The predictive analytics process described uses the CRISP-DM process model is the most used and common data science process. The step-by-step analysis of the CRISP-DM focuses its attention on the different predictive models. In many cases, it will be the user, not the data scientist, who will carry out the deployment steps. He/she will test the model application for his/her business values (i.e., model hyperparameters). This means that the model should be generic enough for the adaptation to different business variables.

3.1 Rapidminer Automation Procedure

To test the most used predictive methods, the Rapidminer was used as a data science platform that allows data engineering, model building, and machine learning operation, among others. It allows the application of the CRISP-DM model. Therefore, it was used to do the prediction analyses and simulations for each of the ESIFs. This tool has a two-phase automation procedure: the TurboPrep for data preparation and the AutoModel, to test and simulate the different prediction models. For the first 3 phases of the CRISP-DM model, business understanding, data understanding, and data preparation were applied for each of the EU funds, i.e., ERDF, CF, ESF, EAFRD, and EMFF.

Then, after the dataset preparation, the prediction models are simulated and tested using the AutoModel, in order to fulfill all the process modeling phases.

4 Implementation Models

4.1 Data Preparation of EU Funds Using Rapidminer TurboPrep

The first step was to collect each dataset for each fund. The data source was directly obtained from the European Commission data center. The preparation was initiated by identifying every attribute and its meaning in the dataset. This corresponds to step two of the CRISP-DM model, as given below:

Ms—country initials.

Programme Title—program name.

TO_short—main program thematic objective.

National_Amount_planned—investment planned for each country.

Total_Amount_planned—investment planned with all the contributions.

Year—year id of the fund.

EU_co_financing—percentage of European financing over total investment.

Total_eligible_cost_decided_(selected)—total investment costs of all programs for each country.

Total_eligible_spending—after eligible costs, what was spent.

Reference Date—when the investment was available.

Some attributes were eliminated because of their redundancy, like the country’s name and the program’s acronym. After that, the metadata analysis table was obtained—see Fig. 1.

Fig. 1
A table depicts the retrieve prediction analysis (metadata) E U fund E R D F dataset for 2022 (output). It includes role, name, type, range, missing, and comment parts.

Source Author’s own elaboration

ERDF MetaData table.

From Fig. 2 it can be seen that a new attribute was created for this search, calculated by the difference between the total amount spent and the total amount planned.
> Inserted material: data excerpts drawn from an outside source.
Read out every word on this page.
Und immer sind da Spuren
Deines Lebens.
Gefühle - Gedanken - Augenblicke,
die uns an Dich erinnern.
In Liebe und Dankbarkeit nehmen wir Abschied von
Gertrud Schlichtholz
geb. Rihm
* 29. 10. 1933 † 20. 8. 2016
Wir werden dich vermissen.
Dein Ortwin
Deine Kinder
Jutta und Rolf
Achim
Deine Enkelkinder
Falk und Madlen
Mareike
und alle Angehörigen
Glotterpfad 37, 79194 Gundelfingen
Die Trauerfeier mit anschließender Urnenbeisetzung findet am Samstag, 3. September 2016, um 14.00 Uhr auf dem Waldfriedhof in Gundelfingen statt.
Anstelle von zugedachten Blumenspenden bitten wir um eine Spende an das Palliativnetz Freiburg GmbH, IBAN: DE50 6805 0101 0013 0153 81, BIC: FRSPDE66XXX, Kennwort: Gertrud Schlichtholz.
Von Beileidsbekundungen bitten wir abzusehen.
This attribute “Implemented—Planned 20,142,020” was defined for all the countries during all years between 2014 and 2020.

Fig. 2
A table depicts the E R D F dataset preparation with turbo prep. It includes the addition of new attributes by the difference between the total amount spent and the total amount planned.

Source Author’s own elaboration

ERDF data preparation with TurboPrep.

A summary of the distribution of the new variable can be shown in Fig. 3 and details on the statistics of central tendency are obtainable as well.

Fig. 3
A table depicts the implemented planned 20142020, including a summary and distribution.

Source Author’s own elaboration

Measures of central tendency.

4.2 Data Modeling of EU Funds Using RapidMiner AutoModel

The next phase of the CRISP-DM involves modeling and simulation for the ERDF. In this framework, the Auto model selects and executes all the predictive models available in its library. The dataset of the ERDF with the new attribute was tested with all possible predictive models as shown in Figs. 4, 5 and 6.

Fig. 4
A table depicts the dataset of E R D F with additional new attributes with all possibilities of predictive models. It includes the preparation of the E R D F auto model.

Source Author’s own elaboration

ERDF Automodel prediction preparation - Part 1.

Fig. 5
A table depicts the auto model preparation of the E R D F dataset. It includes generated linear models, deep learning, decision tree, random forest, and gradient-boosted trees.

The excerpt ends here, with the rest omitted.